Good question, I would love to know the answer. To my knowledge the experimental results regarding neutrino oscillations offer an explanation how they acquire mass, but not why the lepton number isn't conserved. The conservation of this number is restricted to the SM. In the frame of most of the GUT-theories the lepton number is not conserved, e.g. not with the predicted proton decay. In these theories only the difference of baryon- and leptonnumber is conserved. However the proton decay isn't detected yet, so it's speculation. But inspite of this the neutrino oscillations indicate that the SM will have to be modified. Perhaps and hopefully the LHC will tell more within some years.

The point is that in case the neutrino is massless one can define only observers who see it from "one side". From this perspective neutrinos are lefthanded and antineutrinos are righthanded, as according to the standard model. If however they possess mass, then neutrinos having a velocity < c can be overtaken and thus look righthanded. If left/right handed depends on a choosen frame of reference, then the left handed neutrino is identical with the righthanded neutrino. This at least is my understanding.

That is plausible, provided both, we and our outer colleague, agree on the current standard cosmology, based on the cosmological principle. It is also helpful to think of the expanding dotted balloon.

You talke about the Hubble sphere, which can be thought as a shell with radius c/Ho (Ho is the Hubble constant, c/Ho is called the Hubble lenght) around us. Galaxies on the Hubble sphere recede with c, hence the distance between the photons emitted by such a galaxy towards us and our position is constant. In that sense one can indeed say these photons stay there but should keep in mind that they travel with c locally. Note, that the Hubble constant decreases over time.

As stated here neutrinos and antineutrinos annihilate via virtual Z-Bosons into charged particle-antiparticle pairs (leptons, quarks). Thus finally- at least theoretically - photons could be produced.

No, annihilation creates gamma rays. That isn't observed. Inspite of this there is no thermal equilibrium of matter/antimatter/radiation at temperartures less than GUT scale. Happy new year to everybody!

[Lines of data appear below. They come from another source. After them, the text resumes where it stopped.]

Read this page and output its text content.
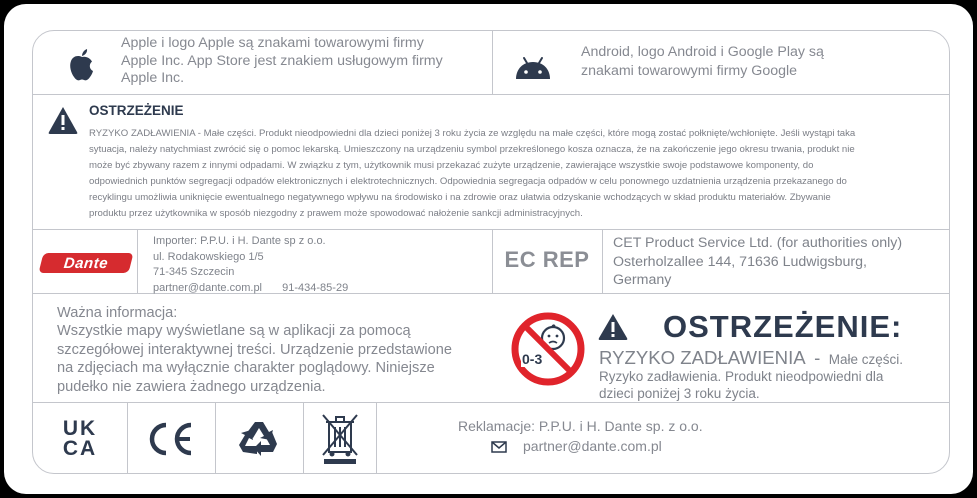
Apple i logo Apple są znakami towarowymi firmy
Apple Inc. App Store jest znakiem usługowym firmy
Apple Inc.
Android, logo Android i Google Play są
znakami towarowymi firmy Google
OSTRZEŻENIE
RYZYKO ZADŁAWIENIA - Małe części. Produkt nieodpowiedni dla dzieci poniżej 3 roku życia ze względu na małe części, które mogą zostać połknięte/wchłonięte. Jeśli wystąpi taka
sytuacja, należy natychmiast zwrócić się o pomoc lekarską. Umieszczony na urządzeniu symbol przekreślonego kosza oznacza, że na zakończenie jego okresu trwania, produkt nie
może być zbywany razem z innymi odpadami. W związku z tym, użytkownik musi przekazać zużyte urządzenie, zawierające wszystkie swoje podstawowe komponenty, do
odpowiednich punktów segregacji odpadów elektronicznych i elektrotechnicznych. Odpowiednia segregacja odpadów w celu ponownego uzdatnienia urządzenia przekazanego do
recyklingu umożliwia uniknięcie ewentualnego negatywnego wpływu na środowisko i na zdrowie oraz ułatwia odzyskanie wchodzących w skład produktu materiałów. Zbywanie
produktu przez użytkownika w sposób niezgodny z prawem może spowodować nałożenie sankcji administracyjnych.
Dante
Importer: P.P.U. i H. Dante sp z o.o.
ul. Rodakowskiego 1/5
71-345 Szczecin
partner@dante.com.pl 91-434-85-29
EC REP
CET Product Service Ltd. (for authorities only)
Osterholzallee 144, 71636 Ludwigsburg,
Germany
Ważna informacja:
Wszystkie mapy wyświetlane są w aplikacji za pomocą
szczegółowej interaktywnej treści. Urządzenie przedstawione
na zdjęciach ma wyłącznie charakter poglądowy. Niniejsze
pudełko nie zawiera żadnego urządzenia.
0-3
OSTRZEŻENIE:
RYZYKO ZADŁAWIENIA - Małe części.
Ryzyko zadławienia. Produkt nieodpowiedni dla
dzieci poniżej 3 roku życia.
UK
CA
Reklamacje: P.P.U. i H. Dante sp. z o.o.
partner@dante.com.pl
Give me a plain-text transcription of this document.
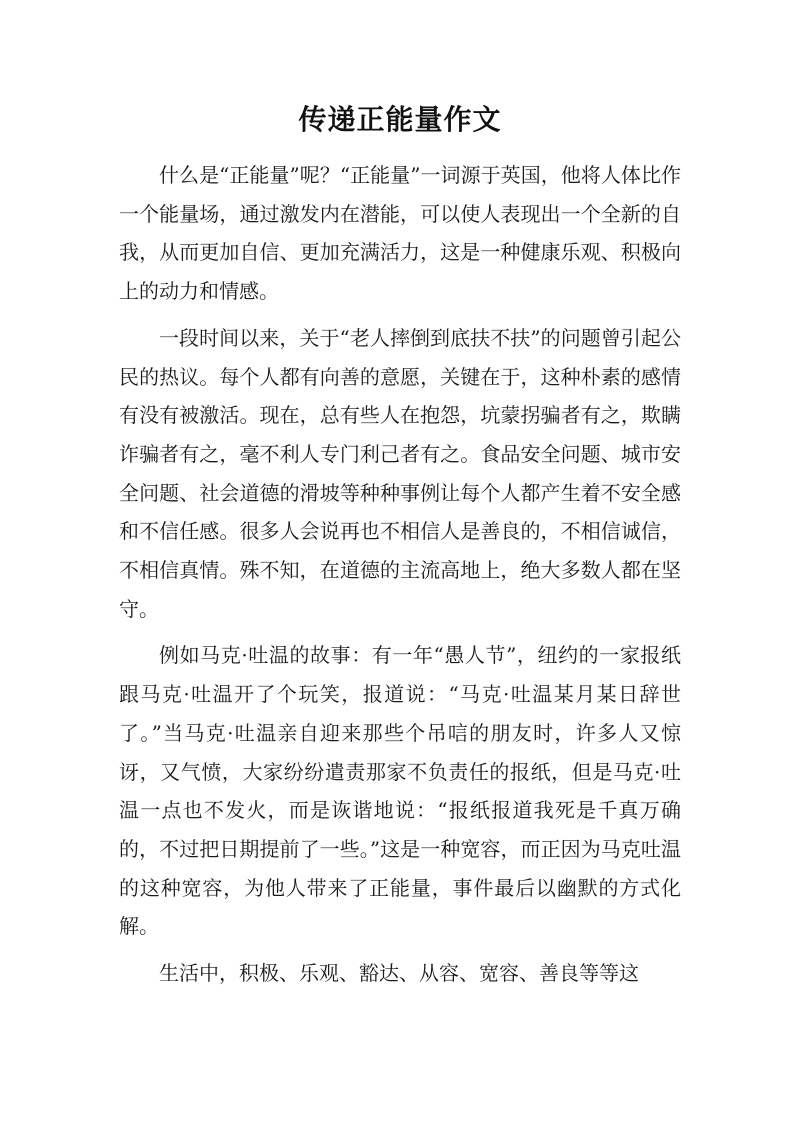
传递正能量作文

什么是“正能量”呢？“正能量”一词源于英国，他将人体比作一个能量场，通过激发内在潜能，可以使人表现出一个全新的自我，从而更加自信、更加充满活力，这是一种健康乐观、积极向上的动力和情感。

一段时间以来，关于“老人摔倒到底扶不扶”的问题曾引起公民的热议。每个人都有向善的意愿，关键在于，这种朴素的感情有没有被激活。现在，总有些人在抱怨，坑蒙拐骗者有之，欺瞒诈骗者有之，毫不利人专门利己者有之。食品安全问题、城市安全问题、社会道德的滑坡等种种事例让每个人都产生着不安全感和不信任感。很多人会说再也不相信人是善良的，不相信诚信，不相信真情。殊不知，在道德的主流高地上，绝大多数人都在坚守。

例如马克·吐温的故事：有一年“愚人节”，纽约的一家报纸跟马克·吐温开了个玩笑，报道说：“马克·吐温某月某日辞世了。”当马克·吐温亲自迎来那些个吊唁的朋友时，许多人又惊讶，又气愤，大家纷纷遣责那家不负责任的报纸，但是马克·吐温一点也不发火，而是诙谐地说：“报纸报道我死是千真万确的，不过把日期提前了一些。”这是一种宽容，而正因为马克吐温的这种宽容，为他人带来了正能量，事件最后以幽默的方式化解。

生活中，积极、乐观、豁达、从容、宽容、善良等等这
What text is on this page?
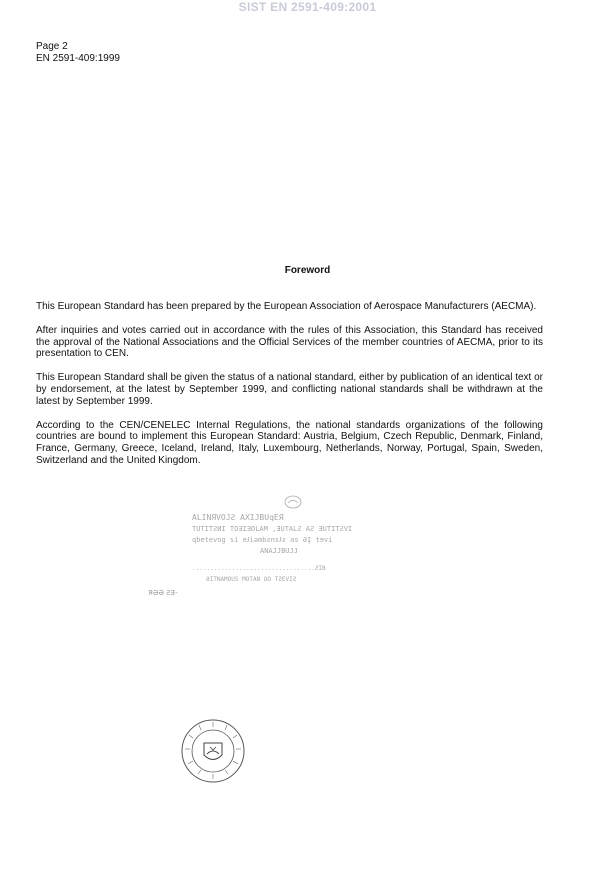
SIST EN 2591-409:2001
Page 2
EN 2591-409:1999
Foreword

This European Standard has been prepared by the European Association of Aerospace Manufacturers (AECMA).

After inquiries and votes carried out in accordance with the rules of this Association, this Standard has received the approval of the National Associations and the Official Services of the member countries of AECMA, prior to its presentation to CEN.

This European Standard shall be given the status of a national standard, either by publication of an identical text or by endorsement, at the latest by September 1999, and conflicting national standards shall be withdrawn at the latest by September 1999.

According to the CEN/CENELEC Internal Regulations, the national standards organizations of the following countries are bound to implement this European Standard: Austria, Belgium, Czech Republic, Denmark, Finland, France, Germany, Greece, Iceland, Ireland, Italy, Luxembourg, Netherlands, Norway, Portugal, Spain, Sweden, Switzerland and the United Kingdom.

ALINЯVOJƧ AXIJBUqEЯ
TUTITƧИI TOƎIƎOLAM ,ƎUTALƧ AƧ ƎUTITƧVI
qbetevog si eɈiəmbƨnsɈƨ as ƏĮ tɘvi
ANAJJBUJJ
..................................ƧIB
ƏITNAMOUS MOTAN OO TƧEVIƧ
ЯƏƏ ƧƎ-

Scorcerer, imagine the 3000 K proton-electron plasma being in thermal equilibrium with radiation (photons) 380000 years after the big bang. Now, after cooling by expansion protons and electrons combine to hydrogen atoms, there is no more charge scattering and the universe is transparent. After expansion of the universe we detect these photons at a temperature of 2.73 K. (The energy of photons can be expressed as wavelenght or frequency but also corresponds to a temperature). Now imagine "islands" of antimatter plasma (antiprotons and positrons) here and there in the 3000 K plasma then. The unavoidable matter-antimatter annihilation would have created photons of much higher energy (>> 3000 K) and thus their temperature would exceed 2.73 K today by far. The CMB doesn't show such photons.

Oh, interesting. So annihilation isn't restricted to electric charges. But something else must distinguish then neutrinos and antineutrinos to offer the possibility to annihilate, their chirality? And what is the reaction product? I am not at all familiar with neutrino physics. In case the search for Majorana neutrinos is positiv, would it mean the neutrino is its own antineutrino, like it is true for photons?

Sorry, to avoid misunderstanding: to rule what out?

Neutron and antineutron do annihilate, because they consist of charged particles. The criterion is the existence of opposite charges, not the question whether or not the particles are fundamental.